Onaga calls for removal of “defective” Osprey; government refuses to cancel land return ceremony
December 16, 2016 Ryukyu Shimpo
After the recent Osprey crash, on December 15, Governor Takeshi Onaga visited Minister of Defense Tomomi Inada at the Ministry of Defense. In his meeting with Inada, Onaga called the Osprey, which has seen continuous problems such as belly landings, a defective aircraft, and said, “Okinawans have strongly opposed the deployment of the Osprey. I cannot contain my anger that it has caused this accident, and I strongly call for an immediate cessation of flights and withdrawal of the aircraft, and strongly protest,” once again demanding that the Osprey deployment be withdrawn. Inada only stated, “We at the Ministry of Defense intend to thoroughly endeavor collect information, make it public, and confirm safety.” Meanwhile, on the same day, Vice Governor Mitsuo Ageda met with Vice Minister of Defense Kenji Wakamiya at the Prefectural Office, and Wakamiya effectively refused the demand that the Osprey be withdrawn. Wakamiya visited Ginowan Mayor Atsushi Sakima in Ginowan and said, “We believe the removal of the dangers posed by U.S. Marine Corps Air Station Futenma is of utmost importance. Therefore, we want to make it our top priority and move the plan forward.” It was the first time a national government official made a comment promoting the Henoko relocation since the Osprey accident.
Onaga requested that the national government cancel the ceremony planned for December 22 in honor of the return of more than half of the U.S. military’s Northern Training Area, which is conditioned on the construction of helipad landing strips (helipads) where the Osprey will train, in light of the accident. Deputy Chief Cabinet Secretary Kazuhiro Sugita, who met with Governor Onaga at the Prime Minister’s Official Residence, denied this request, clearly stating that the government wants to hold the ceremony. After the meeting, Governor Onaga revealed this fact to reporters. Onaga made the same protest to Parliamentary Secretary Kiyoshi Odawara at the Ministry of Foreign Affairs.
Regarding the national government’s response, Governor Onaga said, “It is exactly the same as the government’s methods have always been, but I want them to realize that this time [this accident] is different.”
Meanwhile, Vice Minister of Defense Wakamiya refused the prefectural government’s request for withdrawal of the Osprey in his meeting with Vice Governor Ageda, saying, “In the unstable security environment of East Asia, [the Osprey] is essential.”
After the meeting, Wakamiya expressed to reporters the government’s intention to move forward with the Henoko relocation, saying, “I think that in the sense of increasing safety as well, it is very meaningful. We want to put in our utmost efforts to move the relocation forward as soon as possible.”

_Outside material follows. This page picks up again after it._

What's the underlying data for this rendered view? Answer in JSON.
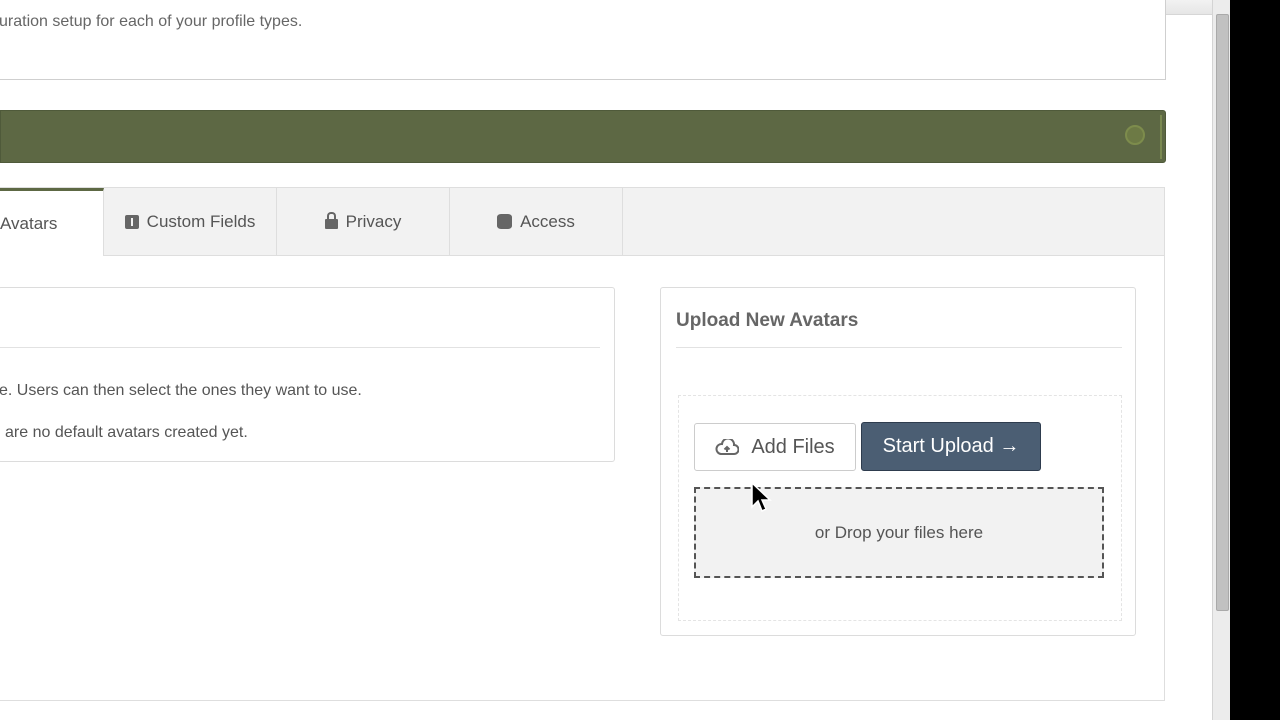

In Ginowan, Mayor Sakima said, “The most important thing is the lives of the people of Ginowan and of Okinawa. I want you to think seriously about what should be prioritized from the perspective of the people of Ginowan, who have endured [Futenma] for more than twenty years [since an agreement was made for its closure], and return Futenma as soon as possible.” In response, Wakamiya said, “The Abe administration will work to overcome ministry and agency boundaries and do all we can.”